Schmerz wird von mehreren Faktoren beeinflusst: Die Schmerzwahrnehmung kann durch verschiedene Faktoren beeinflusst werden, darunter biologische, psychologische und soziale Faktoren. Emotionaler Zustand, Überzeugungen, frühere Erfahrungen und der Kontext können eine Rolle dabei spielen, wie Schmerzen erlebt werden.
Die Rolle des Gehirns bei Schmerzen: Das Gehirn spielt eine wichtige Rolle bei der Schmerzerfahrung. Es empfängt und verarbeitet Informationen aus verschiedenen Quellen und erzeugt das Schmerzerlebnis auf der Grundlage des wahrgenommenen Bedrohungsgrads.

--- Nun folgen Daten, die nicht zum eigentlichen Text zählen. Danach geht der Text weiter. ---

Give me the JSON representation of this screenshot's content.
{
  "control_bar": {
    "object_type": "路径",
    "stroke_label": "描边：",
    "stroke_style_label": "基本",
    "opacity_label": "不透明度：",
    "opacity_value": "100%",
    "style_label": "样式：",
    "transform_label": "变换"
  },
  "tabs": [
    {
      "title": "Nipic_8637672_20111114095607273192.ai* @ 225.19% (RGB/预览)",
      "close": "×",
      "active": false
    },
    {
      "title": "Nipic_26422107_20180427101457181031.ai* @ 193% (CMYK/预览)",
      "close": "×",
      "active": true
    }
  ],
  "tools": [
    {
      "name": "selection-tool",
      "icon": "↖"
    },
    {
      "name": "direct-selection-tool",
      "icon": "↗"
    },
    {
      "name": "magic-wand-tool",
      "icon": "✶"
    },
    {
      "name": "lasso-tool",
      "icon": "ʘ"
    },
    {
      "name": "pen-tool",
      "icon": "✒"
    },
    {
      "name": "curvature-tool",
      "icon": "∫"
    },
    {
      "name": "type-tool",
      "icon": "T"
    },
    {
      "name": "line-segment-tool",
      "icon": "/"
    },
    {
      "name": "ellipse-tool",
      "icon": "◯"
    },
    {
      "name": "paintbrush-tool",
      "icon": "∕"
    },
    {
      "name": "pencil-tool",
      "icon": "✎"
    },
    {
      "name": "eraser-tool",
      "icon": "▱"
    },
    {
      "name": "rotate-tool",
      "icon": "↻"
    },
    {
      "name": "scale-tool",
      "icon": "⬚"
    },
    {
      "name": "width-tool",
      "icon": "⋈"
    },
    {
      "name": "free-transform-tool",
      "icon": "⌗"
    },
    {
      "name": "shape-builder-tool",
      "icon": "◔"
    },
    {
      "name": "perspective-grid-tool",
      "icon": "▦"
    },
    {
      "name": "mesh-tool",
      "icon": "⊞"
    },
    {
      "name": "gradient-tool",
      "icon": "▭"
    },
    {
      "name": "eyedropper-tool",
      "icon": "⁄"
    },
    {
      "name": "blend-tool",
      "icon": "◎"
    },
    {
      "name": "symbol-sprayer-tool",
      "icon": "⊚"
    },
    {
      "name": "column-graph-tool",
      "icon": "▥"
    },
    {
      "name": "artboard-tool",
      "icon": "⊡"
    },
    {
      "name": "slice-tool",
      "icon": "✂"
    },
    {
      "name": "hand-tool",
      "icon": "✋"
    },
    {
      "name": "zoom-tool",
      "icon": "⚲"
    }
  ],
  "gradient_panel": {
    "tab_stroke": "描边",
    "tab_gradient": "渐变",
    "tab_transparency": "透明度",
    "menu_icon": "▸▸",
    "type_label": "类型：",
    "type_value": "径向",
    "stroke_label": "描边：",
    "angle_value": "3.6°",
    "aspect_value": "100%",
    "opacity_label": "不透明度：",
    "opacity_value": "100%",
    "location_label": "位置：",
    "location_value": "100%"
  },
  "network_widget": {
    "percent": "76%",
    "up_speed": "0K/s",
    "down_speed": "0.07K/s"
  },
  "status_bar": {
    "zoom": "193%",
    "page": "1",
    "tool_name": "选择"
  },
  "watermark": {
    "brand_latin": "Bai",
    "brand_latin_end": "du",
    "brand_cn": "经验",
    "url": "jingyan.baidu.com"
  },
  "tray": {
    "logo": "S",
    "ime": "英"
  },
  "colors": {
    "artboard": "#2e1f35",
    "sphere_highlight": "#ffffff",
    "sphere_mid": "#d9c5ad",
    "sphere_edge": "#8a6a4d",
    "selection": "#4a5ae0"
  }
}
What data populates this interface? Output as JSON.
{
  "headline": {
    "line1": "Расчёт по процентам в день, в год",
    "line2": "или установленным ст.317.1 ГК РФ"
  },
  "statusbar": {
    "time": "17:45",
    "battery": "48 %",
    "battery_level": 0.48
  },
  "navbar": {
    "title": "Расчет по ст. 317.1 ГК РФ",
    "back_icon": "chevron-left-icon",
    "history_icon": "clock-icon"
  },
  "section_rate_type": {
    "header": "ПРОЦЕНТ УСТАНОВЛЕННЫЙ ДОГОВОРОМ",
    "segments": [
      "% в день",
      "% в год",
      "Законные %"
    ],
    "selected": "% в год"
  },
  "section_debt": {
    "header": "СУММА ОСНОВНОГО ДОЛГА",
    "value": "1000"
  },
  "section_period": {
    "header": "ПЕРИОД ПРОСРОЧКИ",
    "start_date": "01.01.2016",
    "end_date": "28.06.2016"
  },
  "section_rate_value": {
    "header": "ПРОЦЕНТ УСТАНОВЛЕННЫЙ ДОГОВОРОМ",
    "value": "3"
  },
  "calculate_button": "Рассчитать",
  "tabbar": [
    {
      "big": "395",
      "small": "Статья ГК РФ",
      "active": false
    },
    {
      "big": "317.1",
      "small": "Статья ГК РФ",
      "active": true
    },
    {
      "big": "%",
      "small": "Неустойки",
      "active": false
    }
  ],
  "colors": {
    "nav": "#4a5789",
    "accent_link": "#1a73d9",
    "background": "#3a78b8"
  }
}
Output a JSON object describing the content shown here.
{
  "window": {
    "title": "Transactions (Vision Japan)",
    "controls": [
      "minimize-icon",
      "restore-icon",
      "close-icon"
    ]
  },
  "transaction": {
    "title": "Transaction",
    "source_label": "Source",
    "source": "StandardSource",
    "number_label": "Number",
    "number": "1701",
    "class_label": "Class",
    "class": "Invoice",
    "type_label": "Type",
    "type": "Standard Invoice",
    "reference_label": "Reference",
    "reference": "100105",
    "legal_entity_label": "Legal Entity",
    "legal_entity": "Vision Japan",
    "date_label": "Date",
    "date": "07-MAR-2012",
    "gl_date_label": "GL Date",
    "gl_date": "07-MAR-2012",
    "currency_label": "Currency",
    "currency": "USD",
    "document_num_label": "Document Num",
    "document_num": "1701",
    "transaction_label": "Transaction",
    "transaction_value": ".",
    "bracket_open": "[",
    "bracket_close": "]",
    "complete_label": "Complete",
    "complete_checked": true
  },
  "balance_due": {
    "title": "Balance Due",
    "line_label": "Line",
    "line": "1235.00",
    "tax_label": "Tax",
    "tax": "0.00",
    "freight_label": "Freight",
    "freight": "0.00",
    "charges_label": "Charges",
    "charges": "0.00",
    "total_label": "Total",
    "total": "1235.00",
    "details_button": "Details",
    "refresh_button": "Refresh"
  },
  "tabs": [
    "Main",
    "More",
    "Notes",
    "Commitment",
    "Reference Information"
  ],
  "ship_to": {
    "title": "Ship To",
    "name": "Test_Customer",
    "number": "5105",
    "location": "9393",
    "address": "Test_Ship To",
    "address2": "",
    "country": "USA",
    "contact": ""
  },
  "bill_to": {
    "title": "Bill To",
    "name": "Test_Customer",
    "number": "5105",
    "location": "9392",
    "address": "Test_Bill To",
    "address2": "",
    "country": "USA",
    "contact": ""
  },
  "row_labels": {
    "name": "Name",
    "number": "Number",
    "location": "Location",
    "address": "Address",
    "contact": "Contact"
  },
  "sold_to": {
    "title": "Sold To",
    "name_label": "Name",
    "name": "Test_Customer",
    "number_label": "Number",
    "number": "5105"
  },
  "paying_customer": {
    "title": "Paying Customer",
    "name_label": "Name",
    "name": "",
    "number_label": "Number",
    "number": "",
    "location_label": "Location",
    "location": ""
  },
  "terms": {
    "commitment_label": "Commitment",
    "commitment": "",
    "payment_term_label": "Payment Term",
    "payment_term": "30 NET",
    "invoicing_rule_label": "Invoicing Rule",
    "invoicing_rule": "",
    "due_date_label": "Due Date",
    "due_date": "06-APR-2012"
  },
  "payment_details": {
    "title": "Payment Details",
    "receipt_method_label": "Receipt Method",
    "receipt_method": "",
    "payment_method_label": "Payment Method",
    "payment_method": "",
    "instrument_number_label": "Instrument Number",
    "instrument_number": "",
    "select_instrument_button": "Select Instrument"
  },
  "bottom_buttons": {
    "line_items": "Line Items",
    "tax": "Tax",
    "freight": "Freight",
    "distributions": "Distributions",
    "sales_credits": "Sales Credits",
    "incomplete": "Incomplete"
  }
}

Veränderung der Schmerzwahrnehmung: Durch das Verständnis der Faktoren, die zur Schmerzwahrnehmung beitragen, können Betroffene Strategien erlernen, um ihr Schmerzerleben zu verändern. Dazu kann es gehören, die mit dem Schmerz verbundenen Ängste und Befürchtungen zu verringern, die Überzeugungen über den Schmerz zu ändern und geeignete Bewältigungstechniken anzuwenden.
Nicht vergessen: Es ist immer ratsam, sich von einer qualifizierten medizinischen Fachkraft individuell beraten zu lassen, um die eigene Schmerzsituation zu bewältigen.